Венеция не всегда легко понимала или разделяла взгляды мужа. Продолжая потакать ему (хотя не раз давала себе обещание, что прекратит делать это), она отдавала себе отчет в том, что тем самым портит супруга. Если он чего-то хотел, то хотел безумно. Она с удовольствием дарила ему подарки, радуясь тому, как он бурно реагирует на них.

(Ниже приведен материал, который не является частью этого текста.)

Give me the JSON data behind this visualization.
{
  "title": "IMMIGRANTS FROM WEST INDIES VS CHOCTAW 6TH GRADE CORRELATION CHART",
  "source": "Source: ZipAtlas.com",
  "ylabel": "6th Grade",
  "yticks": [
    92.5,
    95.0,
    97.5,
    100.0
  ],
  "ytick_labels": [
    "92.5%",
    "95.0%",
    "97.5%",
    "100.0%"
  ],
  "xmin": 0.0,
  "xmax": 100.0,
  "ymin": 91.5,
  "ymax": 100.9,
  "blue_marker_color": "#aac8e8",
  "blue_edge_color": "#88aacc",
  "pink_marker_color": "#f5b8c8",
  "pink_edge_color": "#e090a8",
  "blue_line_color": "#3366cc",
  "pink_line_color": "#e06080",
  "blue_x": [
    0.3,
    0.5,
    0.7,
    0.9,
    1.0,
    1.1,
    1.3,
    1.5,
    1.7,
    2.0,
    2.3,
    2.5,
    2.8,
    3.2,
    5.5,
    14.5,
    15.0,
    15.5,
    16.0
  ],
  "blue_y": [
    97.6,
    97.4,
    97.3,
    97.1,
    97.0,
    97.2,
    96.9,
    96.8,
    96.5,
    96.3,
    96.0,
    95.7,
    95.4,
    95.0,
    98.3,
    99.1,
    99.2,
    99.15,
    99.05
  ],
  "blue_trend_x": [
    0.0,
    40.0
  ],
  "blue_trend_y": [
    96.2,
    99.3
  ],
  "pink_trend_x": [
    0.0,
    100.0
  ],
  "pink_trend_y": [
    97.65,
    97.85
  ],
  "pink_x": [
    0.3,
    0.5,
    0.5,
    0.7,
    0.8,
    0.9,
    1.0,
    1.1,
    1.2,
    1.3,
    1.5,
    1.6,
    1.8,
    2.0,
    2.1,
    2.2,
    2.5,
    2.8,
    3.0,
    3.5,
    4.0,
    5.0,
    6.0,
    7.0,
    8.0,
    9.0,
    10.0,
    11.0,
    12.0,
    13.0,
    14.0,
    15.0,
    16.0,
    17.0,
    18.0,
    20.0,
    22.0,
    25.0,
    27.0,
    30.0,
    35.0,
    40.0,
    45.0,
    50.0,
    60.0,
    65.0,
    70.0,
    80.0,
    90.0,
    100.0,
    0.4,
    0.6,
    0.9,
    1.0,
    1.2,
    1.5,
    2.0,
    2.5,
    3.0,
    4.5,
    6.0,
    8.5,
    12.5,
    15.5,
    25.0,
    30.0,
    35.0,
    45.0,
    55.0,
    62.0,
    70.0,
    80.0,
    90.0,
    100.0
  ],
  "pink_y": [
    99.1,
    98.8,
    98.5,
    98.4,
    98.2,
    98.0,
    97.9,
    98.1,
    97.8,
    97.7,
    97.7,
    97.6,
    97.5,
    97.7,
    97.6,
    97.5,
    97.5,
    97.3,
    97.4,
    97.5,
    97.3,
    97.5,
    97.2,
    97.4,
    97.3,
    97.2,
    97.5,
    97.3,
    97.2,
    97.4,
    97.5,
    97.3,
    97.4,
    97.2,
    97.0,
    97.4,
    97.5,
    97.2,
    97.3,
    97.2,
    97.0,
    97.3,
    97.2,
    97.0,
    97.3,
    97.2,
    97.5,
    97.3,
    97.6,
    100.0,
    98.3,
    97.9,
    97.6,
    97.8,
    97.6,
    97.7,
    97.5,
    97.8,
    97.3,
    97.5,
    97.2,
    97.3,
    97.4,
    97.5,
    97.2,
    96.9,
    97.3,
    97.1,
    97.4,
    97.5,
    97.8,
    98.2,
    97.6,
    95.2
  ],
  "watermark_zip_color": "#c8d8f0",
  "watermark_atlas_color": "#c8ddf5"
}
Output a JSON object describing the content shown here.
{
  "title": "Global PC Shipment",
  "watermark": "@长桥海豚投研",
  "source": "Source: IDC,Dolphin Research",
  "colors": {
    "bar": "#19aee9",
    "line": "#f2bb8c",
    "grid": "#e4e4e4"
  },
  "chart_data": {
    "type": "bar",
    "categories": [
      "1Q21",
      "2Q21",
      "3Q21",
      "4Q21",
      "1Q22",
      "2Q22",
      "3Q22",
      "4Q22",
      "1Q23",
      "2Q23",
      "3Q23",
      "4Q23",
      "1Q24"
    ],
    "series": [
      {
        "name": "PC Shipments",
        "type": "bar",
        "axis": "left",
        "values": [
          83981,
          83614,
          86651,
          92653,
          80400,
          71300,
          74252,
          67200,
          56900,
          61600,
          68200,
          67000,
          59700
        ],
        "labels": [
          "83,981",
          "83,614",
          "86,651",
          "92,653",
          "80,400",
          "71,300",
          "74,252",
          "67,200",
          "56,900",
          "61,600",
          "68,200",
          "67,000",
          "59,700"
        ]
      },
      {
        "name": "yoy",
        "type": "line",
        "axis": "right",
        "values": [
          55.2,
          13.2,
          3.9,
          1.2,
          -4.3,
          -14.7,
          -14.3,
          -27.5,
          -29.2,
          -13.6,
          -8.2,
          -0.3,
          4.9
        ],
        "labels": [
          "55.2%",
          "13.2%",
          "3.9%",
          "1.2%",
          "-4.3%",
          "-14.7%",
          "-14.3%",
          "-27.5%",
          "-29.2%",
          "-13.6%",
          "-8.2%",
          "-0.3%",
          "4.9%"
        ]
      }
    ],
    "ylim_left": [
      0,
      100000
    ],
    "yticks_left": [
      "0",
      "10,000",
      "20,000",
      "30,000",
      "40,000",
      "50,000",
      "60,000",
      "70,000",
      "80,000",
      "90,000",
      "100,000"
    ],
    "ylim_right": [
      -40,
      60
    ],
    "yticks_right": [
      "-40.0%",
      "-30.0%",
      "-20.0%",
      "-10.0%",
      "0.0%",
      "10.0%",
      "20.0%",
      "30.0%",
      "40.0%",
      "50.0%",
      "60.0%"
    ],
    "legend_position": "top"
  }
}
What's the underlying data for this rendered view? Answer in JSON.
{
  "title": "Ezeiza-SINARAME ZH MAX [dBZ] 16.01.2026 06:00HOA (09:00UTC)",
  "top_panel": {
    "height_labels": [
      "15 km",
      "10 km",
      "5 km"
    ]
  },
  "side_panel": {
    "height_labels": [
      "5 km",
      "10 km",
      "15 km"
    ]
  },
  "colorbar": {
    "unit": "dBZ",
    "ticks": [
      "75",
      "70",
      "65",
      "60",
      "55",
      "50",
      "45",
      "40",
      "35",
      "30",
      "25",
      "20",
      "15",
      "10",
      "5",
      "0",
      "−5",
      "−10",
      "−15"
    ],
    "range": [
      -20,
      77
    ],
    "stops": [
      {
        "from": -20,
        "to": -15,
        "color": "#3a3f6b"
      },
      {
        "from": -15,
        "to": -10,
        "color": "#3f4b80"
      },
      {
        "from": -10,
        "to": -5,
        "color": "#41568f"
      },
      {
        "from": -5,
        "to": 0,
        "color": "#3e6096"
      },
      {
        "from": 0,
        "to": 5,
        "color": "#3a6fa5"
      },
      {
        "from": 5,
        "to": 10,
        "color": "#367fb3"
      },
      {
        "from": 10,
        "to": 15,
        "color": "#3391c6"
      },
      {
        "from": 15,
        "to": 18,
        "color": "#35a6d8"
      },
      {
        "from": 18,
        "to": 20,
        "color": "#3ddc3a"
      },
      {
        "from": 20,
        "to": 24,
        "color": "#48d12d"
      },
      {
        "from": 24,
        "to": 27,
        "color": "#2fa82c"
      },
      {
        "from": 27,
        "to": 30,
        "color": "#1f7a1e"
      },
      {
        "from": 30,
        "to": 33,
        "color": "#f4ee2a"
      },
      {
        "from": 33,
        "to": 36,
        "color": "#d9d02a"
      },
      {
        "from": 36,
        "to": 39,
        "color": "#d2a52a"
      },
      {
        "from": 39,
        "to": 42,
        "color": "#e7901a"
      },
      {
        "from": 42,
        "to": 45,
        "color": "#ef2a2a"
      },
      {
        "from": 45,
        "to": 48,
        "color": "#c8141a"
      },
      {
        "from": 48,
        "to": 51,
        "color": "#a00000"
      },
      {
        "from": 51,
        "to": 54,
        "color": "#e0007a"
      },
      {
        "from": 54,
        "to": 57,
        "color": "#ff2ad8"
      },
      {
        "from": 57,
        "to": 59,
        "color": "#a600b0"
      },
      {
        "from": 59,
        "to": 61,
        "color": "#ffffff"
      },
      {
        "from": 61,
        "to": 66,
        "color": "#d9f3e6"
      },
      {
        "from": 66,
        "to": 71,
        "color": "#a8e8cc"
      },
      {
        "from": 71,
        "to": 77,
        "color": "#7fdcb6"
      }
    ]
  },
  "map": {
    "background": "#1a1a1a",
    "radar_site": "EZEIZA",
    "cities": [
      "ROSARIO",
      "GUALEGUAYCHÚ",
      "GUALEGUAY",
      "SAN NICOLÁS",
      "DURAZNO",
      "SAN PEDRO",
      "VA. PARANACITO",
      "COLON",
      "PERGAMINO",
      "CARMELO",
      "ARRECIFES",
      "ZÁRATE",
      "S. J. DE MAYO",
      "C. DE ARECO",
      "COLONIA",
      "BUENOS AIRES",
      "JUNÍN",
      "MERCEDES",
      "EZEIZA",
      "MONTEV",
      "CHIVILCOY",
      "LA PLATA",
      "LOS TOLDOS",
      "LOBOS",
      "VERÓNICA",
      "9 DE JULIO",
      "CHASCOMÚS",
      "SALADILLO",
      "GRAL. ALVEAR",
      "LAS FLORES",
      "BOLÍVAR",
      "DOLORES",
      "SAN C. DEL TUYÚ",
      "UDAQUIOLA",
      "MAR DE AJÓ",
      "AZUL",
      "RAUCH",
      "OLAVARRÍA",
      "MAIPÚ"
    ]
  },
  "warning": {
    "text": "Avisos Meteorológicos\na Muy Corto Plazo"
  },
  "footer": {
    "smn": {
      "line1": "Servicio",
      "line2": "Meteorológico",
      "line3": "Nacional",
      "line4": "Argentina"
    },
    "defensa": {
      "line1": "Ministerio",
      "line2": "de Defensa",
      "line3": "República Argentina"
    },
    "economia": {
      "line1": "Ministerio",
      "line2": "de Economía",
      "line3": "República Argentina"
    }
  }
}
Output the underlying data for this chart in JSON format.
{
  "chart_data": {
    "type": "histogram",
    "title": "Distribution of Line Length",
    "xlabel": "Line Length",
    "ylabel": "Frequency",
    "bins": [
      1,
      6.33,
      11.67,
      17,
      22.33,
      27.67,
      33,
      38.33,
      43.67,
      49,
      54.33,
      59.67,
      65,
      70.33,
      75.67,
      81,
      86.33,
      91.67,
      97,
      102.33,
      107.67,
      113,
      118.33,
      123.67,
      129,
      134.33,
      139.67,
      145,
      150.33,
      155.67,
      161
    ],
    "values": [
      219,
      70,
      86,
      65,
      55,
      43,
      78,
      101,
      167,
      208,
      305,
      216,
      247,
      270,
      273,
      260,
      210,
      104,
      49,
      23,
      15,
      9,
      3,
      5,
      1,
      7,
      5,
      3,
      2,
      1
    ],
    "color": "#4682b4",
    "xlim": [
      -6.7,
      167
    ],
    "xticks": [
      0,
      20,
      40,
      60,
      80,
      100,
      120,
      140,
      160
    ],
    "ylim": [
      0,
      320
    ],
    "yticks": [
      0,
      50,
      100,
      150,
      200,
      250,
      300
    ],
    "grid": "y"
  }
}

Шесть месяцев, проведенные & Майком, показали ей, какой это скрытный и осторожный человек.

После того, как миновал медовый месяц и они зажили нормальной супружеской жизнью, близкое общение с Майком помогло ей выявить в характере мужа тенденцию отодвинуть ее на задний план. Он признавал, что вожжи держит она, но давал понять, что готов в любую минуту закусить удила и понести. Ощущение, конечно, не из приятных и заставляло ее вспомнить о своих годах. В этом заключалась основная проблема: всякий раз, когда она не соглашалась с ним или высказывала свое мнение слишком осторожно, он давал ей понять, что между ними лежит пропасть в двенадцать лет. И если в первое время она не замечала этого, охваченная страстью, то потом сделала для себя однозначный вывод: он так и не повзрослел. Временами его незрелость доходила до абсурда. Биржевой маклер, владелец имения в Бернт-Эш, случалось, бывал упрямым и довольно глупым школьником.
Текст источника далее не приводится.